L’ha ‘cantata’, schiettamente, uno storico amabile e a me carissimo: Eno Bellis, che negli anni cinquanta veniva al boteghin come rappresentante della ditta “Bianchi” di Oderzo per venderci quaderni, stilografiche, pennini, matite, e naturalmente bellissimi album da disegno.
Il signor Eno, alto, gigantesco, pacifico, i baffoni alla Giovannino Guareschi, ma non così ispidi, bensì distinti e curati, giungeva da noi in Graseghella su una Topolino bianca.
Parlava un veneto splendido, dove si sentiva le acque gentili delle sorgive, la luce dei pittori vedutisti veneziani, lo scroscio attenuato del Montegan, le sfumature della tolleranza veneta e della carità cristiana.
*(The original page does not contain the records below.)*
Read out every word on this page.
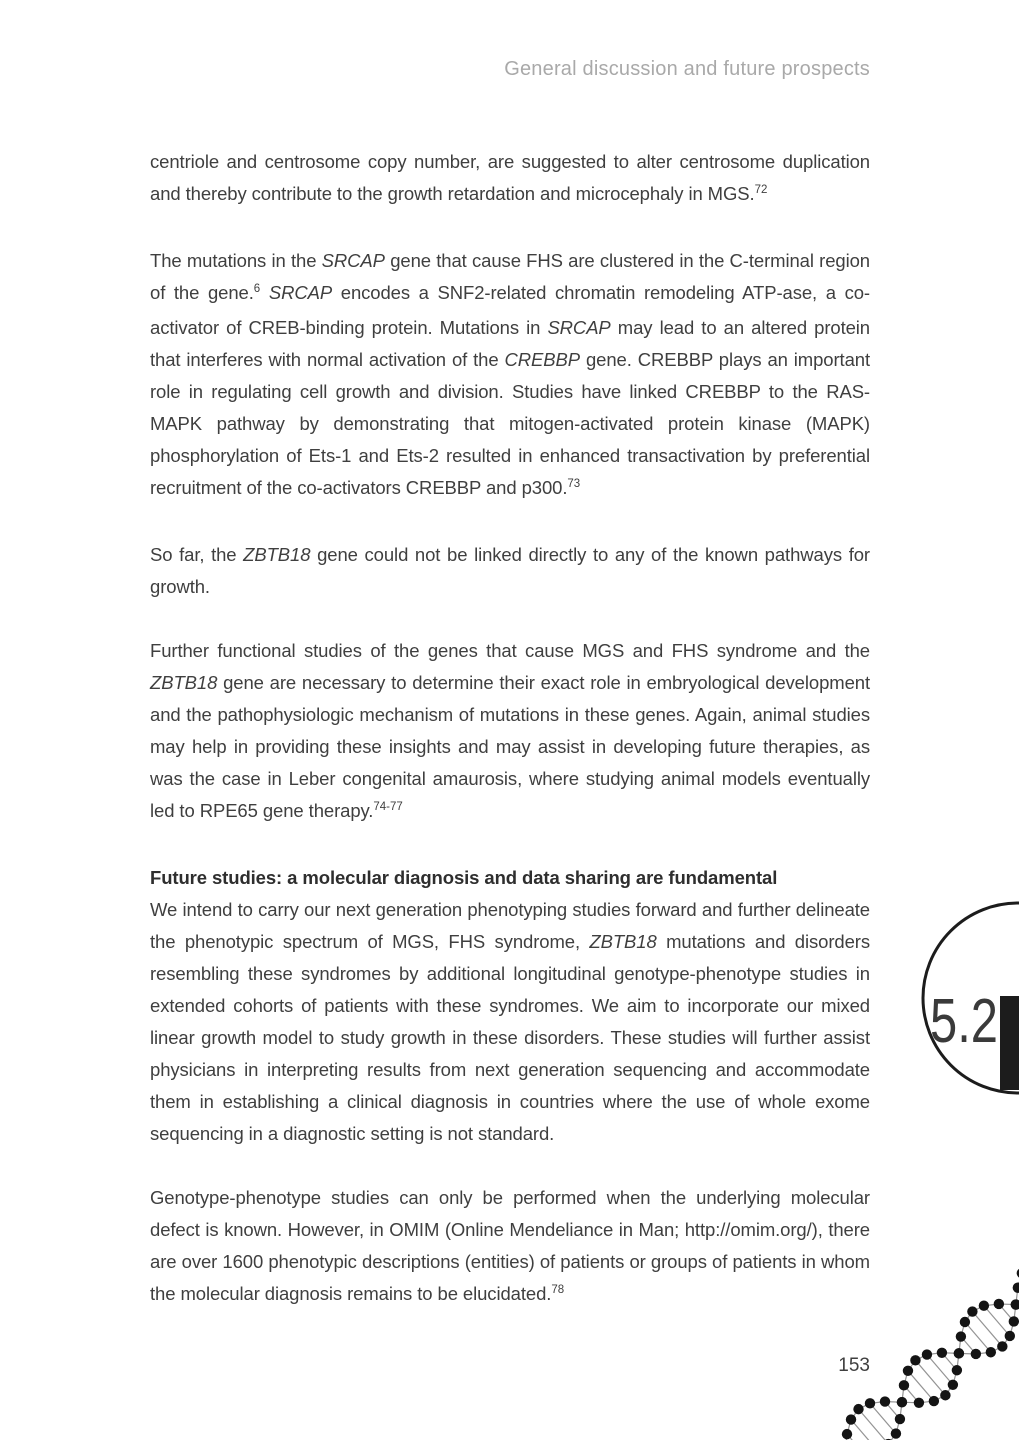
General discussion and future prospects

centriole and centrosome copy number, are suggested to alter centrosome duplication and thereby contribute to the growth retardation and microcephaly in MGS.$^{72}$

The mutations in the SRCAP gene that cause FHS are clustered in the C-terminal region of the gene.$^6$ SRCAP encodes a SNF2-related chromatin remodeling ATP-ase, a co-activator of CREB-binding protein. Mutations in SRCAP may lead to an altered protein that interferes with normal activation of the CREBBP gene. CREBBP plays an important role in regulating cell growth and division. Studies have linked CREBBP to the RAS-MAPK pathway by demonstrating that mitogen-activated protein kinase (MAPK) phosphorylation of Ets-1 and Ets-2 resulted in enhanced transactivation by preferential recruitment of the co-activators CREBBP and p300.73

So far, the ZBTB18 gene could not be linked directly to any of the known pathways for growth.

Further functional studies of the genes that cause MGS and FHS syndrome and the ZBTB18 gene are necessary to determine their exact role in embryological development and the pathophysiologic mechanism of mutations in these genes. Again, animal studies may help in providing these insights and may assist in developing future therapies, as was the case in Leber congenital amaurosis, where studying animal models eventually led to RPE65 gene therapy.$^{74-77}$

Future studies: a molecular diagnosis and data sharing are fundamental

We intend to carry our next generation phenotyping studies forward and further delineate the phenotypic spectrum of MGS, FHS syndrome, ZBTB18 mutations and disorders resembling these syndromes by additional longitudinal genotype-phenotype studies in extended cohorts of patients with these syndromes. We aim to incorporate our mixed linear growth model to study growth in these disorders. These studies will further assist physicians in interpreting results from next generation sequencing and accommodate them in establishing a clinical diagnosis in countries where the use of whole exome sequencing in a diagnostic setting is not standard.

Genotype-phenotype studies can only be performed when the underlying molecular defect is known. However, in OMIM (Online Mendeliance in Man; http://omim.org/), there are over 1600 phenotypic descriptions (entities) of patients or groups of patients in whom the molecular diagnosis remains to be elucidated.$^{78}$

5.2
153
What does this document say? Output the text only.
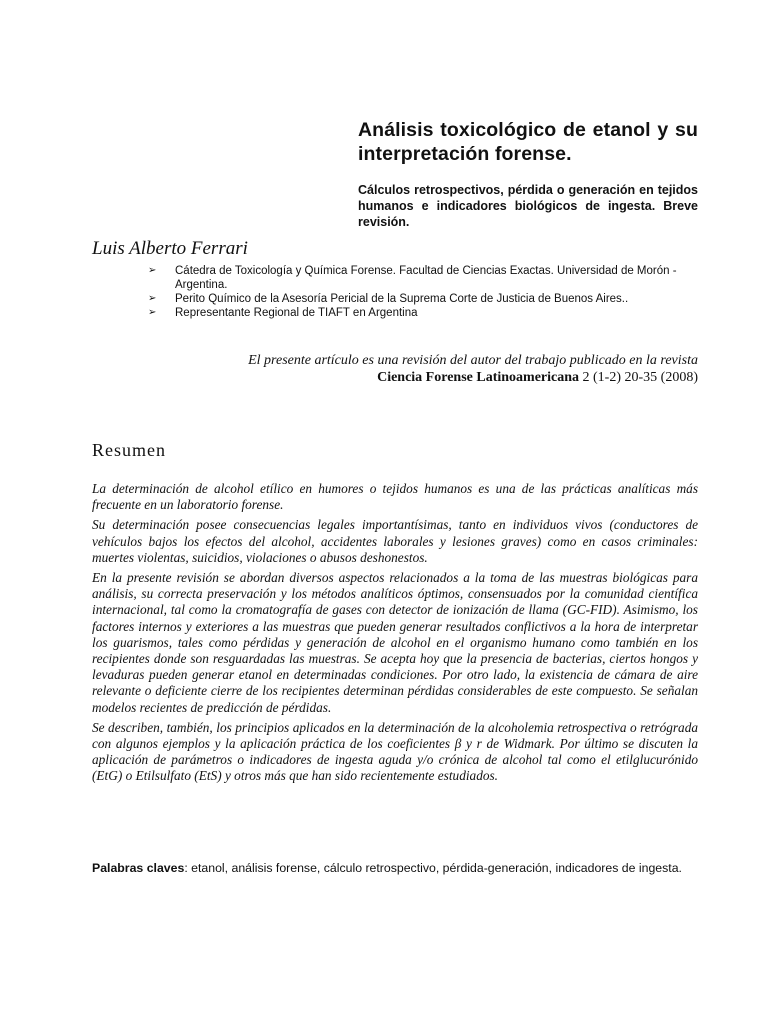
Análisis toxicológico de etanol y su interpretación forense.

Cálculos retrospectivos, pérdida o generación en tejidos humanos e indicadores biológicos de ingesta. Breve revisión.

Luis Alberto Ferrari

➢ Cátedra de Toxicología y Química Forense. Facultad de Ciencias Exactas. Universidad de Morón - Argentina.
➢ Perito Químico de la Asesoría Pericial de la Suprema Corte de Justicia de Buenos Aires..
➢ Representante Regional de TIAFT en Argentina

El presente artículo es una revisión del autor del trabajo publicado en la revista
Ciencia Forense Latinoamericana 2 (1-2) 20-35 (2008)

Resumen

La determinación de alcohol etílico en humores o tejidos humanos es una de las prácticas analíticas más frecuente en un laboratorio forense.

Su determinación posee consecuencias legales importantísimas, tanto en individuos vivos (conductores de vehículos bajos los efectos del alcohol, accidentes laborales y lesiones graves) como en casos criminales: muertes violentas, suicidios, violaciones o abusos deshonestos.

En la presente revisión se abordan diversos aspectos relacionados a la toma de las muestras biológicas para análisis, su correcta preservación y los métodos analíticos óptimos, consensuados por la comunidad científica internacional, tal como la cromatografía de gases con detector de ionización de llama (GC-FID). Asimismo, los factores internos y exteriores a las muestras que pueden generar resultados conflictivos a la hora de interpretar los guarismos, tales como pérdidas y generación de alcohol en el organismo humano como también en los recipientes donde son resguardadas las muestras. Se acepta hoy que la presencia de bacterias, ciertos hongos y levaduras pueden generar etanol en determinadas condiciones. Por otro lado, la existencia de cámara de aire relevante o deficiente cierre de los recipientes determinan pérdidas considerables de este compuesto. Se señalan modelos recientes de predicción de pérdidas.

Se describen, también, los principios aplicados en la determinación de la alcoholemia retrospectiva o retrógrada con algunos ejemplos y la aplicación práctica de los coeficientes β y r de Widmark. Por último se discuten la aplicación de parámetros o indicadores de ingesta aguda y/o crónica de alcohol tal como el etilglucurónido (EtG) o Etilsulfato (EtS) y otros más que han sido recientemente estudiados.

Palabras claves: etanol, análisis forense, cálculo retrospectivo, pérdida-generación, indicadores de ingesta.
Metteva subito rispetto, ma non incuteva soggezione. Si avvertiva che era di una pasta buona, anzi buonissima: si sedeva maestoso, senza irrompere; anzi con il suo tratto gentile metteva a proprio agio e poi cominciava a raccontare di Oderzo-Opitergium, dimenticando i quaderni e le penne.
Lo ascoltavamo silenziosi, io in ginocchio sulla carega di legno per vederlo meglio, Maria Teresa a bocca spalancata, Bernardina con lo sguardo incantato, picolissima. Papà Virgilio interloquiva raramente, animandosi a qualche ricordo; seguiva, spesso in silenzio da discepolo a maestro, nonostante fosse più anziano.
Qualche anno dopo Eno Bellis abbandonò il mestiere di rappresentante e si diede totalmente alle sue ricerche, sorretto dalla devozione di una moglie impareggiabile. E non lo vedemmo più al boteghin, ma io lo vedevo, quando andavo alla biblioteca civica di Treviso, scartabellare libri e libroni e riempire minuziosamente schede e schedine.
Egli ha scritto, su Oderzo, una storia minuetto, ma a suo modo colossale; una storia a stralci e soprassalti, a soffietto. Bella, anzi bellissima, vitale e simpatica, con continui ritorni e digressioni, in cui gli storici di alto coturno (e di poca umanità) disdegnano rispecchiarsi. E io tengo, come un tesoro, i libri che mi volle regalare con dediche ariose dalla scrittura nitida ed ampia.
Oderzo, la nostra grande e magnifica città, con l’Arcangelo che nelle notti di luna svolge ad Oriente dall’altra cuspide del campanile per parlare agli sloveni, ai croati e agli istriani, ha avuto il suo storico mite e dolcissimo; egli l’ha ritratta, la nostra capitale, come un pittore impressionisti e cromatico.
Mi piacerebbe che gli si dedicasse una statua, là vicino al Toresin, o nella Piazza Grande; con questo nome l’ha voluta ribattezzare alcuni anni fa l’allora sindaco di Oderzo Giuseppe Covre, ‘sfrattando’ Vittorio Emanuele II cui la piazza era dedicata fin dal 1867.